Es un hotel de ventanas blancas que se refleja en el río. A lo lejos, los desconchones de pintura ofrecen la imagen equivocada de un edificio abandonado. De todas las habitaciones, eligió una del último piso que parecía abalanzarse sobre la acera, como un pequeño precipicio. Justo en el centro del edificio. En el balcón sobresaliente, una pequeña terraza con dos butacas pequeñas de anea y una mesilla con la tapa de mármol. Justo encima, corona el edificio un semicírculo de azulejos de colores que le pone nombre a aquellas paredes antiguas: Grande Hotel Guadiana.

Si acabó con su mochila de cuero en la recepción de aquel hotel fue porque los atardeceres de la playa en la que se encontraba lo empujaron hasta la misma raya de Portugal. En toda la costa andaluza, sólo en Ayamonte el sol consigue esconderse cada tarde en un horizonte virginal. Es casi un efecto óptico, pero sucede así en Isla Canela, en la desembocadura del Guadiana. Ninguna urbanización más allá se interpone entre este sol de invierno y estos atardeceres negros y rosas. Nada entre el sol y la arena que el viento ha alisado como un pan de azúcar; nada entre el sol y las marismas. Para tocar el horizonte, para formar parte de él, sólo había que cruzar el río. Y desde aquella habitación, contemplar la última noche del año, el último atardecer, y luego el primer sol del año nuevo.

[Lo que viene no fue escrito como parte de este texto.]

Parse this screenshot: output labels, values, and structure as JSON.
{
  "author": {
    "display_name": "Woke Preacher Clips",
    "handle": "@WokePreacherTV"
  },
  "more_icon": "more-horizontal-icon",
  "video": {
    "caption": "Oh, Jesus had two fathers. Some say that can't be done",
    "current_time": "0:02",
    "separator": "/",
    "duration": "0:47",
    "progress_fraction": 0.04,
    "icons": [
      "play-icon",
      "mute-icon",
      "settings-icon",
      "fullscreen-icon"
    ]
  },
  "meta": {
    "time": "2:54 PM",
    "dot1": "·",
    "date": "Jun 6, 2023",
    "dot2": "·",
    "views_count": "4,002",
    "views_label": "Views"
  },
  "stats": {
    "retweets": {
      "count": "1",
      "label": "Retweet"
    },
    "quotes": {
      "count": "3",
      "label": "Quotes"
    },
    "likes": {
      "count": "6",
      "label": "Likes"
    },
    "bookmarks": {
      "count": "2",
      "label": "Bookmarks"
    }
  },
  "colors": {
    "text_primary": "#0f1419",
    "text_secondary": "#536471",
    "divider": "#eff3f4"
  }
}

Se fue a buscar España fuera de sí misma. Quería encontrarla más allá de sus fronteras, en el silencio de otras lenguas que no replican nuestros hartazgos, en la cordura de otros mundos en los que no se oye la bronca diaria, este navajeo cainita, esta pesadez de egoísmos. Este patético desfile de engreidos barones regionales.

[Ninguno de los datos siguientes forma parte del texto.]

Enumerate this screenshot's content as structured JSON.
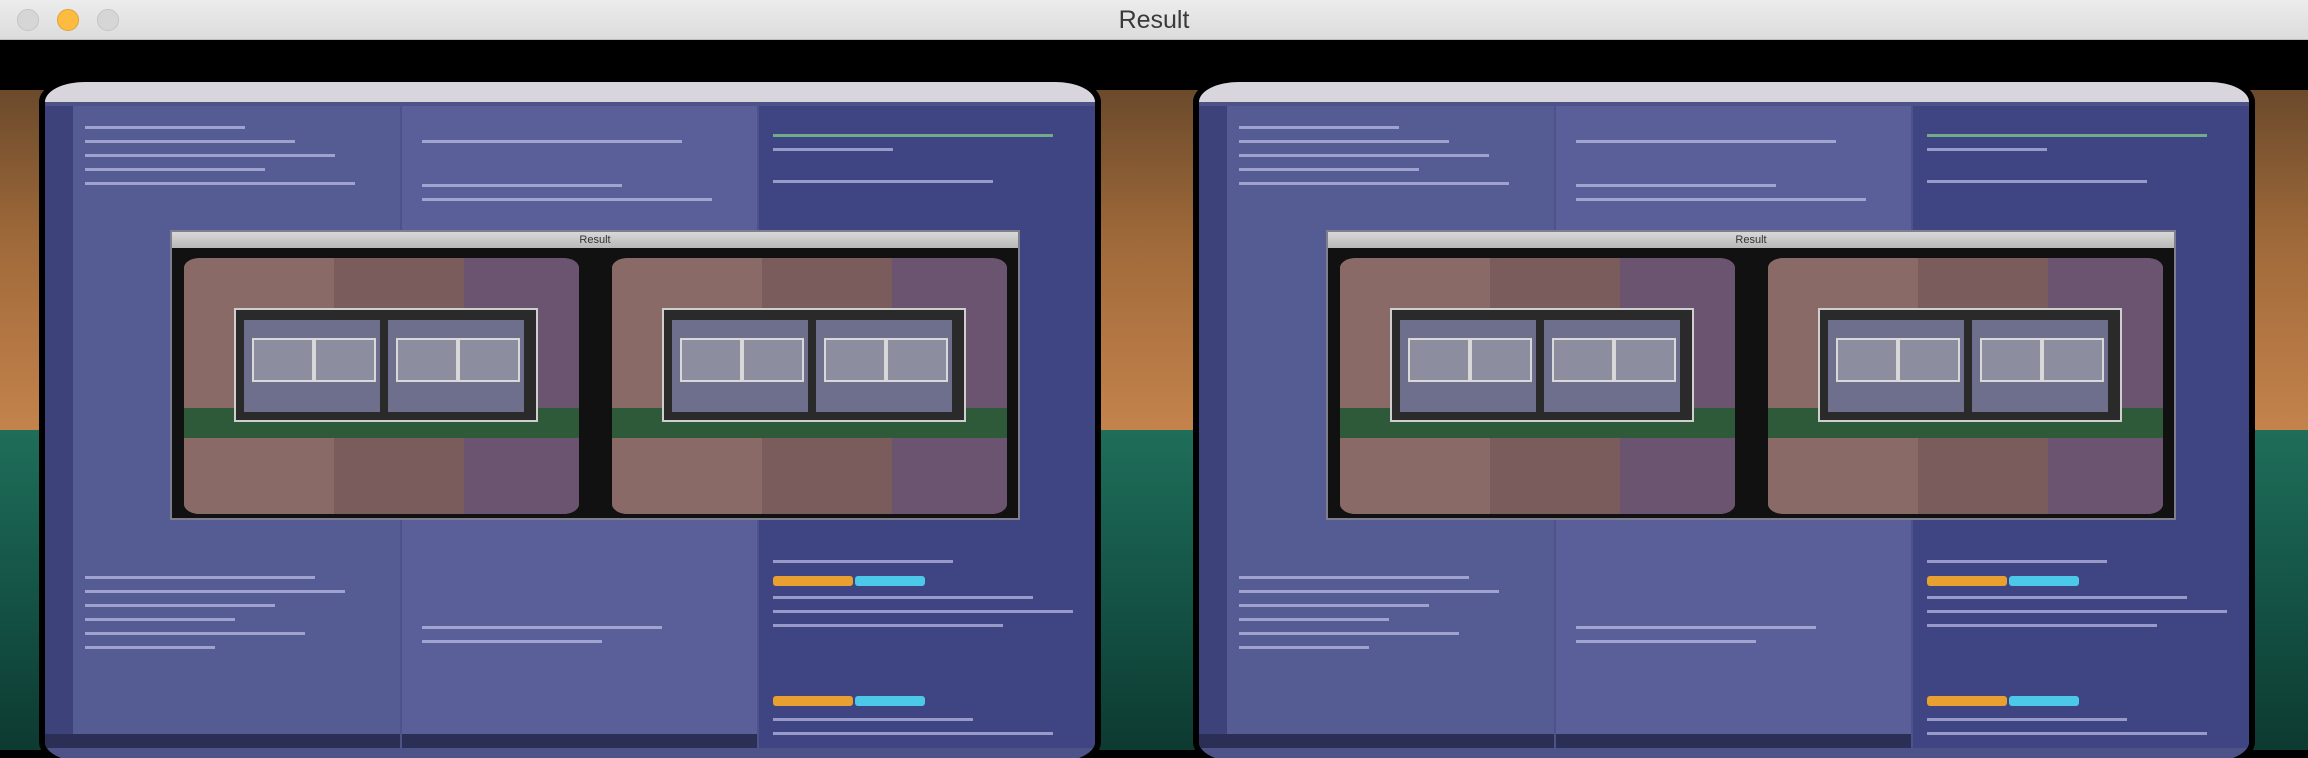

Doscientos años después del Dos de Mayo de 1808, España celebra la efeméride sin saber todavía quién es. Y no es que entonces, hace doscientos años, el sentido patriótico fuese unánime en España, porque, aunque aquella la rebelión acabó siendo contra el invasor francés, en el estallido cristalizaron los muchos males del momento. Pero el pueblo se rebeló y fue en España donde comenzó el ocaso Napoleón. En Madrid, en Bailén, en Cádiz…

Quiso ver España desde lejos y la miraba desde este balcón, este hotel antiguo que, en la estrechez de los pasillos, insinúa aventuras guardadas de contrabandistas y de amores fallidos, de conspiraciones políticas, de amantes fugitivos. Pequeños cristales cuadrados cubiertos de visillos blancos, diminutas banderas de encaje que ondean cada mañana con la brisa salada del mar, y una botella de champán para descorcharla en cuanto estalle el estruendo en la calle, el eco tardío de las doce campanadas rituales.

Se fue a buscar España fuera de sí misma, para verla de lejos. La nostalgia no es una copla de Concha Piquer; la nostalgia de España es la desolación de una historia de oportunidades perdidas. La nostalgia es el sentimiento quebrado, la añoranza de lo que pudo ser. Se ve mejor desde aquí. En la desembocadura de un río que, como España, aparece y desaparece.